New population of polar bears in southeast Greenland use freshwater ice to ‘hang on’, scientific discoveries

Polar bears face a potential threat from the rapid depletion of Arctic sea ice, which they rely on as a platform to hunt seals. But in a new study, scientists have identified a distinct sub-population of polar bears in southeast Greenland that instead use freshwater ice poured into the ocean from the region’s glaciers, suggesting that this particular Habitat is less vulnerable than others to climate change.

Their findings described in the journal science Thursday, leave open the possibility that at least some pockets of species may be able to survive further into this century, when Arctic sea ice is expected to disappear entirely during the summer months.

“A big question is where in the Arctic will polar bears be able to hang out in what we call ‘sustainable’,” first author Kristin Ladrey, a polar scientist at the University of Washington and the Greenland Institute of Natural Resources, told AFP. “I think bears in a place like this can teach us a lot about where those places might be.”

Lidre and his colleagues spent the first two years interviewing Inuit subsistence hunters, who provided input and ecological knowledge, including crop samples, for analysis. He then began his own field work, which lasted from 2015 to 2021, in a harsh region deemed long due to its unpredictable weather, heavy snowfall and jagged mountains.

hemmed in

Each year, the team spends a month in the spring, living in the nearest settlement, Kummit, which is a two-hour helicopter ride from where the bears live. The fuel depot was to be staged along the route in advance down the beach, allowing hopscotch-like commute to work.

The team tagged the bears with satellite tracking devices, and collected genetic samples by either holding the bears or firing biopsy darts into their tails.

Thought to number a few hundred individuals, “they are the most genetically isolated population of polar bears anywhere on the planet,” said co-author Beth Shapiro, a geneticist at the University of California, Santa Cruz, and Howard Hughes Medical Institute investigator. he said. , in a statement. “We know that this population has been living separately from other polar bear populations for at least several hundred years.”

Unlike their cousins, Southeast Greenland polar bears were found to be homebodies, rarely wandering far to hunt.
Their isolation stems from geography: they live in a complex landscape of fjords at the very edge of their range, at the southern tip of Greenland, below the Arctic Circle, with nowhere to go.

In the west lies a vast group of mountains and the Greenland ice sheet, and in the east the open waters of the Denmark Strait run to Iceland. They also have to deal with the strong current flowing south along the coast.
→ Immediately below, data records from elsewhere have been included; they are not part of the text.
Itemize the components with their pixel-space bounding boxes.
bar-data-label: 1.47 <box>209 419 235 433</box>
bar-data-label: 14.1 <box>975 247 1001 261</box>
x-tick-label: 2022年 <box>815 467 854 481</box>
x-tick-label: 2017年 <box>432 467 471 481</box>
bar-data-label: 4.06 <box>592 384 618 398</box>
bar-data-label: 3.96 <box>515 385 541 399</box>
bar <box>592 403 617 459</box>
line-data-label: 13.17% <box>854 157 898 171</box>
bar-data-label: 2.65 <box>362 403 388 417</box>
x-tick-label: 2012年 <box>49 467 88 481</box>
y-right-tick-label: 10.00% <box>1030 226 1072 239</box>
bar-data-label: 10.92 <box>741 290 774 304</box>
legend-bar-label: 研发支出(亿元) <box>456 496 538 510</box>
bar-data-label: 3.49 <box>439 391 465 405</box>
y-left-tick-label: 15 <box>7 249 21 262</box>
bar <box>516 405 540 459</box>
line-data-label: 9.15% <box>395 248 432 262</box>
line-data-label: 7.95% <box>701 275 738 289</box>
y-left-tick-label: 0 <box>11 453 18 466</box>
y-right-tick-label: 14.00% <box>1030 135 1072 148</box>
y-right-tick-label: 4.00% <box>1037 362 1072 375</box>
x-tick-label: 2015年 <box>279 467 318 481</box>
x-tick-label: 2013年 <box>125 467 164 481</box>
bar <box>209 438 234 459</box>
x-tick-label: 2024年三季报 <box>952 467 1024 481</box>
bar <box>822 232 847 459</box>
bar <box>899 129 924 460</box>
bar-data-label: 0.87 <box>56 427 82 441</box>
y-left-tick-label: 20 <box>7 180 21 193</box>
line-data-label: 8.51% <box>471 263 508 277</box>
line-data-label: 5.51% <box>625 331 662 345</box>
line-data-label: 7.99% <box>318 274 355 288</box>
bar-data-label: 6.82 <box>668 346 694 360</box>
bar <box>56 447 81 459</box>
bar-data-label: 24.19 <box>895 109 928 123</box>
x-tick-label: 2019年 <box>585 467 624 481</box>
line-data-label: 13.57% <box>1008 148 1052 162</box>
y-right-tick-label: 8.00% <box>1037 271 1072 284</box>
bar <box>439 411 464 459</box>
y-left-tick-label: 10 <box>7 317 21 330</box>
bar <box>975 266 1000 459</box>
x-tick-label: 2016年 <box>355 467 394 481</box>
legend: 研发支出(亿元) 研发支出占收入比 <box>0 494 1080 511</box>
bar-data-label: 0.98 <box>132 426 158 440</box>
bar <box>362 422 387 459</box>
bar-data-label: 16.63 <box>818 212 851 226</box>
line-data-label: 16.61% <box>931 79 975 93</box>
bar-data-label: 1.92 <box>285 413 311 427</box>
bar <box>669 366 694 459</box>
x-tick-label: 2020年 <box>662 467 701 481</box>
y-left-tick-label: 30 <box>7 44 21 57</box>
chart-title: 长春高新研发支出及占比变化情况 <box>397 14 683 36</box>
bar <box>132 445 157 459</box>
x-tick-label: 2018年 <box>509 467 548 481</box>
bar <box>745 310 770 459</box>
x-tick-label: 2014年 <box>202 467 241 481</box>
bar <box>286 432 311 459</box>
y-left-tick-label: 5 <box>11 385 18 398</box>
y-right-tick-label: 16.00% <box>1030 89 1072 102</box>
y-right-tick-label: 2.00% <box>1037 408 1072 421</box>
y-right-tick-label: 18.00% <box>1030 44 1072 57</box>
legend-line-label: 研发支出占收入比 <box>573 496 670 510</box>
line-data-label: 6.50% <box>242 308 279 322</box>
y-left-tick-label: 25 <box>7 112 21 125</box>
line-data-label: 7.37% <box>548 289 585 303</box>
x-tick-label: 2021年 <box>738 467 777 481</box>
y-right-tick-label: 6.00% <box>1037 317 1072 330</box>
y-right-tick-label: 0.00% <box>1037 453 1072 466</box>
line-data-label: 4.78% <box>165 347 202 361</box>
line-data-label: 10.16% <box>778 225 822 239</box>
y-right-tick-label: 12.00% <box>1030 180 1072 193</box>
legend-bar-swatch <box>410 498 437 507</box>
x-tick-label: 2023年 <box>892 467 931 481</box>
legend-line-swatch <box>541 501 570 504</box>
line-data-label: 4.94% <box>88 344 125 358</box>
“We see that when they get caught in this stream they jump off the ice and they go back to their homes,” Ladre said. The team found that some of the tracked bears accidentally caught in this situation had to travel more than a hundred miles from home.

Climate refugee?

While sea ice provides a hunting platform for most of the Arctic’s approximately 26,000 polar bears, Southeast Greenland bears have access to sea ice for only four months between February and the end of May. For the remaining eight months they depend on freshwater ice caps breaking up the Greenland ice sheet in the form of ocean-ending glaciers.

“Glass of this type exist elsewhere in the Arctic, but the combination of fjord shapes, high production of glacier ice and the enormous amount of ice that is available from the Greenland ice sheet currently provides a steady supply of ice.” of glacier ice,” another co-author Twyla Moon from the National Snow and Ice Data Center said in a statement.

There is much to study about Southeast Greenland polar bears. Measurements suggest that adult females are slightly smaller than average and appear to have fewer cubs, but in the absence of long-term data, it is hard to make further predictions about what this means.

Ladre is keen not to sell this study as a hope. Polar bears – which apart from being a reputation in their own right are also an important resource for indigenous peoples – cannot be saved without urgent climate action. But this population may have a better shot, and other parts of Greenland’s coast as well as sea-ending glaciers on the island of Svalbard have similar areas that could become small-scale climate refugia.

“As a community we need to look at places like this and ask ourselves, is this a place where we might be able to have some small number of polar bears living in an ice-free Arctic?” Lidre said.